Since just getting everybody together for dinner can be a challenge in itself, don’t be a perfectionist when it comes to making the actual meal — everything doesn’t have to be homemade, or prepared fresh that very moment. For expert tips on making an easy family dinner on a hectic day, we turned to nutritionist (and mom) Karen Ansel, RD and spokesperson for the American Dietetic Association. Here’s her advice:

1. Go for a combo of homemade and takeout. It's hard for busy parents to find the time to cook a homemade meal. Buying a roasted chicken and making your own quick-cooking rice and a spinach salad can be a huge time-saver.

2. Don't rule out takeout (at least not completely). Any family meal is better than none. If you don't have time to cook it yourself, order a pizza (minus the calorie-heavy toppings like sausage or pepperoni). Serve with a tossed salad. For guidance on picking healthy options, see "Eat This, Not That for Kids."

3. Think double. When you’re cooking, try to make double recipes of anything that you might be able to use later in the week. This could be meatballs for sandwiches, a double portion of rice, or a double pan of lasagna or stuffed shells. Also be sure to avoid food waste by saving and using leftovers in future recipes.

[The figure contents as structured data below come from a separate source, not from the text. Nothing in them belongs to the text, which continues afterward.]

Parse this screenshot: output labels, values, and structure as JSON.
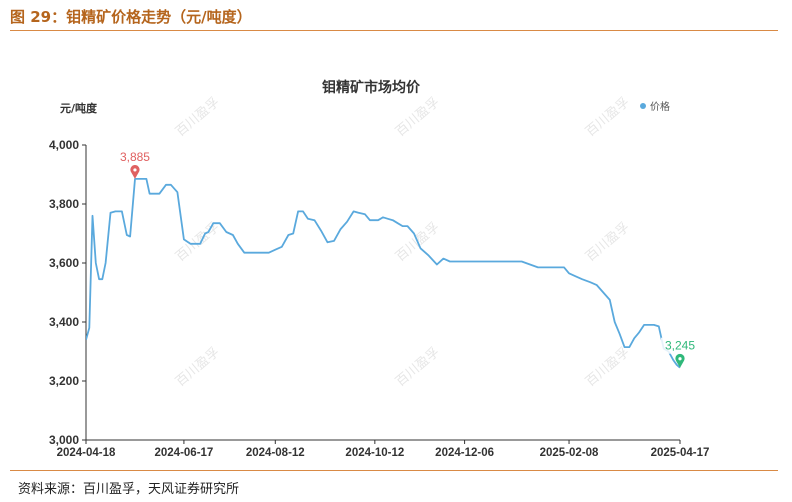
{
  "figure_title": "图 29：钼精矿价格走势（元/吨度）",
  "source_note": "资料来源：百川盈孚，天风证券研究所",
  "watermark": "百川盈孚",
  "chart_data": {
    "type": "line",
    "title": "钼精矿市场均价",
    "ylabel": "元/吨度",
    "ylim": [
      3000,
      4000
    ],
    "yticks": [
      3000,
      3200,
      3400,
      3600,
      3800,
      4000
    ],
    "ytick_labels": [
      "3,000",
      "3,200",
      "3,400",
      "3,600",
      "3,800",
      "4,000"
    ],
    "xtick_labels": [
      "2024-04-18",
      "2024-06-17",
      "2024-08-12",
      "2024-10-12",
      "2024-12-06",
      "2025-02-08",
      "2025-04-17"
    ],
    "legend_position": "top-right",
    "grid": false,
    "series": [
      {
        "name": "价格",
        "color": "#5aa9dd",
        "x": [
          "2024-04-18",
          "2024-04-20",
          "2024-04-22",
          "2024-04-24",
          "2024-04-26",
          "2024-04-28",
          "2024-04-30",
          "2024-05-03",
          "2024-05-06",
          "2024-05-08",
          "2024-05-10",
          "2024-05-13",
          "2024-05-15",
          "2024-05-18",
          "2024-05-21",
          "2024-05-23",
          "2024-05-25",
          "2024-05-27",
          "2024-05-29",
          "2024-06-02",
          "2024-06-06",
          "2024-06-09",
          "2024-06-13",
          "2024-06-17",
          "2024-06-21",
          "2024-06-24",
          "2024-06-27",
          "2024-06-30",
          "2024-07-02",
          "2024-07-05",
          "2024-07-09",
          "2024-07-13",
          "2024-07-17",
          "2024-07-20",
          "2024-07-24",
          "2024-07-28",
          "2024-08-01",
          "2024-08-04",
          "2024-08-08",
          "2024-08-12",
          "2024-08-16",
          "2024-08-20",
          "2024-08-23",
          "2024-08-26",
          "2024-08-29",
          "2024-09-01",
          "2024-09-05",
          "2024-09-09",
          "2024-09-13",
          "2024-09-17",
          "2024-09-21",
          "2024-09-25",
          "2024-09-29",
          "2024-10-02",
          "2024-10-06",
          "2024-10-09",
          "2024-10-12",
          "2024-10-14",
          "2024-10-17",
          "2024-10-20",
          "2024-10-23",
          "2024-10-26",
          "2024-10-29",
          "2024-11-01",
          "2024-11-05",
          "2024-11-09",
          "2024-11-14",
          "2024-11-19",
          "2024-11-23",
          "2024-11-27",
          "2024-12-01",
          "2024-12-03",
          "2024-12-06",
          "2024-12-10",
          "2024-12-15",
          "2024-12-20",
          "2025-01-01",
          "2025-01-10",
          "2025-01-20",
          "2025-01-28",
          "2025-02-02",
          "2025-02-05",
          "2025-02-08",
          "2025-02-12",
          "2025-02-16",
          "2025-02-21",
          "2025-02-25",
          "2025-03-01",
          "2025-03-05",
          "2025-03-08",
          "2025-03-11",
          "2025-03-14",
          "2025-03-17",
          "2025-03-20",
          "2025-03-23",
          "2025-03-26",
          "2025-03-29",
          "2025-04-01",
          "2025-04-04",
          "2025-04-07",
          "2025-04-10",
          "2025-04-13",
          "2025-04-15",
          "2025-04-17"
        ],
        "values": [
          3340,
          3380,
          3760,
          3600,
          3545,
          3545,
          3600,
          3770,
          3775,
          3775,
          3775,
          3695,
          3690,
          3885,
          3885,
          3885,
          3885,
          3835,
          3835,
          3835,
          3865,
          3865,
          3840,
          3680,
          3665,
          3665,
          3665,
          3700,
          3705,
          3735,
          3735,
          3705,
          3695,
          3665,
          3635,
          3635,
          3635,
          3635,
          3635,
          3645,
          3655,
          3695,
          3700,
          3775,
          3775,
          3750,
          3745,
          3710,
          3670,
          3675,
          3715,
          3740,
          3775,
          3770,
          3765,
          3745,
          3745,
          3745,
          3755,
          3750,
          3745,
          3735,
          3725,
          3725,
          3700,
          3650,
          3625,
          3595,
          3615,
          3605,
          3605,
          3605,
          3605,
          3605,
          3605,
          3605,
          3605,
          3605,
          3585,
          3585,
          3585,
          3585,
          3565,
          3555,
          3545,
          3535,
          3525,
          3500,
          3475,
          3400,
          3360,
          3315,
          3315,
          3345,
          3365,
          3390,
          3390,
          3390,
          3385,
          3310,
          3300,
          3270,
          3255,
          3245
        ]
      }
    ],
    "annotations": [
      {
        "label": "3,885",
        "x": "2024-05-18",
        "y": 3885,
        "type": "max",
        "color": "#e06060"
      },
      {
        "label": "3,245",
        "x": "2025-04-17",
        "y": 3245,
        "type": "min",
        "color": "#2fb87a"
      }
    ]
  }
}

4. Don't frown on frozen. Parents frequently feel guilty about using frozen vegetables, but they shouldn't. Not only are frozen veggies quick and easy, but they can actually be nutritionally superior to fresh because they're flash-frozen within hours of picking, which locks in nutrients, whereas fresh produce may lose nutrients in transit and while sitting on store shelves. Buying frozen is also a great way to save money on organic produce.

5. Don't go it alone. Parents may not realize it, but they have their own force of little helpers right at their fingertips. Fifteen minutes before dinner, invite everyone into the kitchen to help get dinner on the table. One child can set the table, another can pour drinks, an older child can help serve — freeing you up to take care of the cooking. And you can find recipes that kids can make with your help.

6. Embrace imperfection. Parents often think that a family dinner needs to be this perfect homemade meal with all the food groups. The truth is just by sitting down and eating with your children the benefits you reap are huge — don't fret the details.